Decriminalization also needs to be clearly defined to succeed, Harvey said. She highlighted the example of her current home city of New York, where city officials have taken progressive steps over the years to decriminalize low-level marijuana possession. “But what we see is that racist policing in New York still targets black and brown youth for marijuana and criminalizes them for having weed ‘in public view’,” she said. “We need to make sure we iron out any kinks in these policies.”
“This isn’t really about Denver, Denver’s just the first domino.”
Harvey also urged cities to implement criminal record expungement and sealing measures, as well as decriminalization.

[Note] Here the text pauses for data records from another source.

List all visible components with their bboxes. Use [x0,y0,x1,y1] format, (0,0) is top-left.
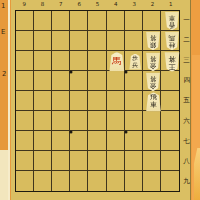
file-label: 9 [15,0,33,9]
file-label: 2 [143,0,161,9]
rank-label: 二 [182,30,191,50]
piece-layer: 香車桂馬王将銀将金将金将飛車歩兵馬 [16,11,179,191]
gote-piece-王将-13[interactable]: 王将 [164,52,180,72]
page: 1 E 2 987654321 一二三四五六七八九 香車桂馬王将銀将金将金将飛車… [0,0,200,200]
file-label: 8 [33,0,51,9]
piece-kanji: 将 [168,54,175,62]
piece-kanji: 銀 [150,41,157,48]
piece-kanji: 車 [169,14,176,21]
gote-piece-香車-11[interactable]: 香車 [164,12,179,31]
piece-kanji: 桂 [169,41,176,48]
file-label: 1 [162,0,180,9]
piece-kanji: 兵 [132,62,138,68]
piece-kanji: 車 [150,102,157,110]
promoted-sente-piece-馬-43[interactable]: 馬 [109,52,125,72]
piece-kanji: 馬 [169,34,176,41]
rank-labels: 一二三四五六七八九 [182,10,191,192]
gote-piece-銀将-22[interactable]: 銀将 [146,32,161,51]
sente-piece-飛車-25[interactable]: 飛車 [145,92,161,112]
cropped-left-page-strip: 1 E 2 [0,0,11,200]
file-label: 5 [88,0,106,9]
cropped-panel-corner [0,150,8,200]
shogi-board-panel: 987654321 一二三四五六七八九 香車桂馬王将銀将金将金将飛車歩兵馬 [11,0,191,200]
piece-kanji: 将 [150,54,157,61]
rank-label: 八 [182,152,191,172]
piece-kanji: 香 [169,21,176,28]
piece-kanji: 将 [150,75,157,82]
rank-label: 七 [182,131,191,151]
file-label: 7 [52,0,70,9]
piece-kanji: 将 [150,34,157,41]
file-label: 3 [125,0,143,9]
rank-label: 一 [182,10,191,30]
rank-label: 五 [182,91,191,111]
sente-piece-歩兵-33[interactable]: 歩兵 [129,54,142,70]
rank-label: 四 [182,71,191,91]
file-label: 4 [107,0,125,9]
gote-piece-桂馬-12[interactable]: 桂馬 [164,32,179,51]
rank-label: 三 [182,50,191,70]
rank-label: 九 [182,172,191,192]
divider-stripe [8,0,10,200]
piece-kanji: 馬 [112,57,122,67]
rank-label: 六 [182,111,191,131]
gote-piece-金将-23[interactable]: 金将 [146,52,161,71]
file-label: 6 [70,0,88,9]
file-labels: 987654321 [15,0,180,9]
gote-piece-金将-24[interactable]: 金将 [146,73,161,92]
shogi-board: 香車桂馬王将銀将金将金将飛車歩兵馬 [15,10,180,192]
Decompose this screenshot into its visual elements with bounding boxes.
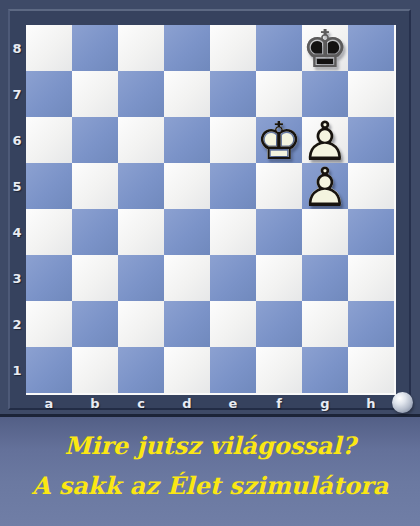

These would ensure that people who were arrested, convicted, and incarcerated for drug offenses—losing their livelihoods, education opportunities, and even families in the process—can get a fair chance after reform.
Matthews is counting on Denver’s successful decriminalization effort being replicated and expanded on around the country.
“This isn’t really about Denver, Denver’s just the first domino,” he said. “This is much more of a human movement, about individuals knowing they have other options when it comes to their mental health and addiction issues.”